Today’s story is about my great grandmother, Gram. I have snippets of her life recorded from things both my mom and my grandmother have told me. I remember her quite well actually, but the tales of her younger years were much more exciting to me than the respectable senior citizen I knew.
Gram was a gracious woman. One of her trees was marked during the Great Depression meaning that she would give a meal to any who asked. All of the cousins (my mom’s generation) tried to visit Gram’s house at the same time. She always gave everyone what they wanted to eat: Kool-aid, potato chips, watermelon, sugar or molasses cookies. She ate more unusual things like sour cream (not the kind you buy, but SOURED cream) on toast or sugar sandwiches (butter and brown sugar on bread). She was allergic to poultry; it made her violently ill.

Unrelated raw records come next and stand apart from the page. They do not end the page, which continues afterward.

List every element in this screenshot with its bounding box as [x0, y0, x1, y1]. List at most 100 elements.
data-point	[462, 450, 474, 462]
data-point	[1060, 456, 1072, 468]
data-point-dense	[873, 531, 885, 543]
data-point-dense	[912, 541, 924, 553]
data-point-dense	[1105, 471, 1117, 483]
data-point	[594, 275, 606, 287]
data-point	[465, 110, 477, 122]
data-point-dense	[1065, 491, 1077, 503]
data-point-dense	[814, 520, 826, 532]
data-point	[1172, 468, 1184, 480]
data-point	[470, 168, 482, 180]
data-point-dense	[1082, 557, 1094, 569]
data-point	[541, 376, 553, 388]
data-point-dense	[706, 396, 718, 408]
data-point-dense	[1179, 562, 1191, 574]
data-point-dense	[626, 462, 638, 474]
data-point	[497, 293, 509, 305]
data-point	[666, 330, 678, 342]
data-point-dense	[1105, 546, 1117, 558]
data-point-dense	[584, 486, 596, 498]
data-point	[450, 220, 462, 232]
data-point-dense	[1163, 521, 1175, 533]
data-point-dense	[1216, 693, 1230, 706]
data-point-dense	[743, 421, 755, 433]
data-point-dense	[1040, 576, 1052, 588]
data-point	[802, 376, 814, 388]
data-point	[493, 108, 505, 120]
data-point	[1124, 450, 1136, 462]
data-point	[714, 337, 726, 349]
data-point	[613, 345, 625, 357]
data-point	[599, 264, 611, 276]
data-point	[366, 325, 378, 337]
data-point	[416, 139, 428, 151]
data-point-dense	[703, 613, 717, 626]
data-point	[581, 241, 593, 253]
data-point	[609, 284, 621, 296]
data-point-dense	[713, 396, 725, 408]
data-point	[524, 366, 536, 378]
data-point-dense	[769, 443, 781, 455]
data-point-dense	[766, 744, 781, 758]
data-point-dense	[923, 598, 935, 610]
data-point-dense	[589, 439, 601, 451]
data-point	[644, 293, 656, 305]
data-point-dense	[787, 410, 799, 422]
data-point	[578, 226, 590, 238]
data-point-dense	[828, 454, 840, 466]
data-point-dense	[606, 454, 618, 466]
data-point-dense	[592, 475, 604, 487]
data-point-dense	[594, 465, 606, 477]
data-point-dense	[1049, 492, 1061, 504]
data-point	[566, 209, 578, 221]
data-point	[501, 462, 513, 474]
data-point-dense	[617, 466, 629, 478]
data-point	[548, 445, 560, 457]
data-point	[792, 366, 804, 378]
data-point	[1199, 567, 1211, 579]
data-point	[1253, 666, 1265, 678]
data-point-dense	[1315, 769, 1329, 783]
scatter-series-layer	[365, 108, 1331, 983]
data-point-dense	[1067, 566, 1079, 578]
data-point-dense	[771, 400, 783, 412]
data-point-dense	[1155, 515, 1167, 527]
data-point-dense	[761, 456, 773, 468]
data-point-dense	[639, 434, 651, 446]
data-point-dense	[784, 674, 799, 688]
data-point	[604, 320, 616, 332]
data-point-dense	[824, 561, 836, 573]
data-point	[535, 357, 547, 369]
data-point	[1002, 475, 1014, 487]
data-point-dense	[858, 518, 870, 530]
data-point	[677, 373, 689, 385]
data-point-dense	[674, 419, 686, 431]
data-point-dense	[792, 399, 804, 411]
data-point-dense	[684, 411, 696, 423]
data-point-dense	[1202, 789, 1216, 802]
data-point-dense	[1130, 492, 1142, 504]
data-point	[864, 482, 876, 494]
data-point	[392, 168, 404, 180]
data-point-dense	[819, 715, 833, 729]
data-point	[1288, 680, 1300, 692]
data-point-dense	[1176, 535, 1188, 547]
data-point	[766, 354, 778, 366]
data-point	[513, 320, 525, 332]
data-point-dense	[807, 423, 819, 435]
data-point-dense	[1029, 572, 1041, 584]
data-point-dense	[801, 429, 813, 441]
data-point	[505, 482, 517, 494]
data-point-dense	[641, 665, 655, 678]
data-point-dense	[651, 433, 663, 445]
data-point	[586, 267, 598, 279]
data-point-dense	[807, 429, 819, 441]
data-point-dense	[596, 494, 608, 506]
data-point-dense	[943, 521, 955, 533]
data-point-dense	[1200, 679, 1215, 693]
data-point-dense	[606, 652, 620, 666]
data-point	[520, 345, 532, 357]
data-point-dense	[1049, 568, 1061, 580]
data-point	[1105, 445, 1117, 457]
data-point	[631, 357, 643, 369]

On Halloween, Gram would send her kids out to trick-or-treat and then put a sheet over her head and hide behind a nearby row of quince trees. She would jump out and scare them on their way home. One year, a horse whinnied and that sent the kids running. She didn’t get a chance to frighten them that year.
Gram was a recognized artist in her town. She painted murals in all of her bedrooms. At Christmas she went all out and won the town “best display” award many times. I am lucky enough to have some of her pieces.
On Christmas Eve, she’d have the entire family over for dinner. She provided the meat and everyone else brought potluck. She gave each grandchild and later, each great-grandchild a gift. She’d hire someone to dress up as Santa and hand out the presents. When my mom was engaged to my dad, she had him act as Santa. It was one of those great memories for my dad and a great way to make him feel part of the family.